Danielson was 18 months old in Kenyon when his father was shot down over Laos on Dec. 5, 1965. The elder Danielson had been flying an F-4 Phantom when he and weapons officer Lt. Woody Bergeron ejected from their damaged aircraft, under enemy fire, and parachuted into the jungle below. Heavy ground fire prevented the downed fliers from being immediately rescued and, ultimately, more than 500 search and rescue (SAR) sorties were flown in an effort to retrieve the aviators in what amounted to the largest SAR mission of the war.
Bergeron was rescued after 51 hours in the jungle, but the elder Danielson never made it home. The Air Force officially listed him as missing in action (MIA) until 1976, when his status was changed to killed in action with no body recovered.
In 1991, a U.S. service pistol exhibited in a Vietnamese museum was discovered to have been issued to the elder Danielson, and in 2003 a piece of bone and Danielson’s dog tags were brought to U.S. authorities in Vietnam.
In the summer of 2006, the Joint POW/MIA Accounting Command (JPAC) led an expedition to Laos in an effort to find more of the elder Danielson’s remains and the younger Danielson joined the effort while on leave from Electronic Attack Squadron (VAQ) 209. By journeying to Laos, Danielson became the first active-duty service member to participate in an expedition for an MIA father.
“Everything lined up perfectly,” Danielson said. “My squadron had a brief break in our training and my skipper approved my request. I was very excited to join the effort and the work JPAC does.”
Although the expedition did not find any additional remains, DNA testing conducted by JPAC’s central identification laboratory concluded that the bone fragment came from his father, allowing the younger Danielson and his mother to plan a final burial and memorial service at a family plot in Kenyon.
“As soon as I got back from Laos,” he said, “I jumped back into training with VAQ-209 and even got to fly an exchange flight with a German squadron that flew the same type of F-4s that my father flew. A very short time after walking the jungle trails in Laos where my father was killed, I was with my squadron in Iraq. It’s been a wild year.”
Danielson, his mother, and his father’s remains were welcomed at the airport by honor guards from the Kenyon VFW and American Legion, the Northland Vietnam Veteran’s Association and the Everett McClay VFW Post 1296.

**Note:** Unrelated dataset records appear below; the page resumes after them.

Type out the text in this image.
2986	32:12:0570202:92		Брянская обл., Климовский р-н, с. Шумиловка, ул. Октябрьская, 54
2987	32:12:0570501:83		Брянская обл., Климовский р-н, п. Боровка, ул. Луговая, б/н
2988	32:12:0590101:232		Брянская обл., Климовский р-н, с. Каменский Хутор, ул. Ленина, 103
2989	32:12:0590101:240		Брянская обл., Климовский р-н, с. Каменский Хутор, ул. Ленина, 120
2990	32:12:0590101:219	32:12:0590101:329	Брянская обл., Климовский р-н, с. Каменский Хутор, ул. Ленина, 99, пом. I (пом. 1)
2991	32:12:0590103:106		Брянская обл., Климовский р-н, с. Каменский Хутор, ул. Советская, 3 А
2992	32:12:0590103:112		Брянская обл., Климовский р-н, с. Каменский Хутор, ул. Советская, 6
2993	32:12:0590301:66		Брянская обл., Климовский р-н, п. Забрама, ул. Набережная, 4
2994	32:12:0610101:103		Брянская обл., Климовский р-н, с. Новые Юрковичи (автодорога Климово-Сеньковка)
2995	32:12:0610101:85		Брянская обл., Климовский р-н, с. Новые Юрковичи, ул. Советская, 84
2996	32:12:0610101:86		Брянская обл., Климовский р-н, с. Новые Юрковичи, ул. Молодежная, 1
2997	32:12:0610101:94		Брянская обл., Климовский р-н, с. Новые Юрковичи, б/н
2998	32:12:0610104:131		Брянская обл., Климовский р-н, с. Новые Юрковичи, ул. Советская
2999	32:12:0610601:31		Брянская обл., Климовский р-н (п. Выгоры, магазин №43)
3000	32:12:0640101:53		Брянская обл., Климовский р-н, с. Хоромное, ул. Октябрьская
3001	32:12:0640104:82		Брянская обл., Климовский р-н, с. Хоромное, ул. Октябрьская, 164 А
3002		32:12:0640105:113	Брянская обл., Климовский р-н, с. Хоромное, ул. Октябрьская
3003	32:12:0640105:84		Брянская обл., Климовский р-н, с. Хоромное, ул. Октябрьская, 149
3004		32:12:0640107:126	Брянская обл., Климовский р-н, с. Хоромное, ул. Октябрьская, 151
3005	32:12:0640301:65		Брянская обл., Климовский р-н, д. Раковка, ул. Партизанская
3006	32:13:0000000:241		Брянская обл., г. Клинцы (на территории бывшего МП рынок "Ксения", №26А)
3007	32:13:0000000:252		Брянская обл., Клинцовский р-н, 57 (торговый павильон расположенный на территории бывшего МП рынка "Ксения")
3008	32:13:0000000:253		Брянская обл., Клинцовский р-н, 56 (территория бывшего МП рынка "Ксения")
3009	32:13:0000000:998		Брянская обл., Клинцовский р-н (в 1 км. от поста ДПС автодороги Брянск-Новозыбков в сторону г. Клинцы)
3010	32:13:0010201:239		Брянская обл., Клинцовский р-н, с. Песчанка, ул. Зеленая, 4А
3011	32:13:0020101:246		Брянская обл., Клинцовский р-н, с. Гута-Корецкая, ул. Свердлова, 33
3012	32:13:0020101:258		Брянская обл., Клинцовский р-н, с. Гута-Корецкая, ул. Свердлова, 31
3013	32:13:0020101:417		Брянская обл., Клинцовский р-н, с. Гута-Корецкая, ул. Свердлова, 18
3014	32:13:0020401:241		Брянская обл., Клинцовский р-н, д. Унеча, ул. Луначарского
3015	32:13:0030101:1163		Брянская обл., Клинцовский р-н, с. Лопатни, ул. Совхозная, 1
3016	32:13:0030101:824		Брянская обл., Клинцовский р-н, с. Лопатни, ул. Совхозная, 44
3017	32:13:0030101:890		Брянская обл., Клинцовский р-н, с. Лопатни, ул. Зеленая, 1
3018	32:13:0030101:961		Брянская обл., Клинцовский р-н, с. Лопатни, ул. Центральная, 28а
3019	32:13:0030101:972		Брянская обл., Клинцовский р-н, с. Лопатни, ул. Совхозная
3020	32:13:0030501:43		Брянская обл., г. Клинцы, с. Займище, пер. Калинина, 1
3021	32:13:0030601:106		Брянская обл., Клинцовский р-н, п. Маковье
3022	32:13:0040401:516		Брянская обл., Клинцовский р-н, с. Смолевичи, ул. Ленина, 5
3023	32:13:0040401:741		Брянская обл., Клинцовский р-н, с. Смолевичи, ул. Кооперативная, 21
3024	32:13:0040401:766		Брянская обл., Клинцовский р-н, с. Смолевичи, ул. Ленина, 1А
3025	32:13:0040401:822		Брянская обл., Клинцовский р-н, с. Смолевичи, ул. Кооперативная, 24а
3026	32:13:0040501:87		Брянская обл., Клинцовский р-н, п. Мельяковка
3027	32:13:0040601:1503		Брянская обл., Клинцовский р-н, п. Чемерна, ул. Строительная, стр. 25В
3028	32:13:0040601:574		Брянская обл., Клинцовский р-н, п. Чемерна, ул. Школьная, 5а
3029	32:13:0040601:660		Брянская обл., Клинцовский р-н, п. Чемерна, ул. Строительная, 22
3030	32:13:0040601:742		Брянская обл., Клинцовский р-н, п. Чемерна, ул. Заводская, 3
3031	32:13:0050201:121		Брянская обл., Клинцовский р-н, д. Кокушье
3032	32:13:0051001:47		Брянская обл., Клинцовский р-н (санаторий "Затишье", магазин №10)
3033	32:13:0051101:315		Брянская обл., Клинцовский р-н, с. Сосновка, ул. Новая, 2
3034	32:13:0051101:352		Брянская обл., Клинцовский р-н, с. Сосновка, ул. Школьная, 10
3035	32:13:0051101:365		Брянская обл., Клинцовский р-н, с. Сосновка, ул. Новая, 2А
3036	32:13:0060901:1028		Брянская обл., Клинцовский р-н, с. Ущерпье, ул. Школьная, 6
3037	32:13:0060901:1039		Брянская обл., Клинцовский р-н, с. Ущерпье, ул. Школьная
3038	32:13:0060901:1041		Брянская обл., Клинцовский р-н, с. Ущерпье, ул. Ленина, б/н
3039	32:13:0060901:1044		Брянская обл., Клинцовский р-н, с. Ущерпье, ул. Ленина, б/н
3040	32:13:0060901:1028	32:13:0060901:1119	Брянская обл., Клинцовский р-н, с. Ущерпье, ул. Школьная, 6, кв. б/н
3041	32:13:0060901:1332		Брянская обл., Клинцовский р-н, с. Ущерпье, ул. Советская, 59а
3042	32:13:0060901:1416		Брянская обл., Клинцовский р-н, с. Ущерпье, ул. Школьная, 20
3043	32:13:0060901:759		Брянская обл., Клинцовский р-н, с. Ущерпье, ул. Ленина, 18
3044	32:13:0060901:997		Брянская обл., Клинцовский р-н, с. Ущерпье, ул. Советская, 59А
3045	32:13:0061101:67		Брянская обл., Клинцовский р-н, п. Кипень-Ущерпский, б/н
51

“It’s been great to have a proper welcome home for my dad,” Danielson said. “This experience, looking for my father’s remains, at one point seemed hopeless, but it ended up being a very positive thing. We should all be reminded of what it means to sacrifice for our country and what our country will sacrifice for you. No matter how long it takes, no matter the circumstances, if you sacrifice for our country, we will bring you home.”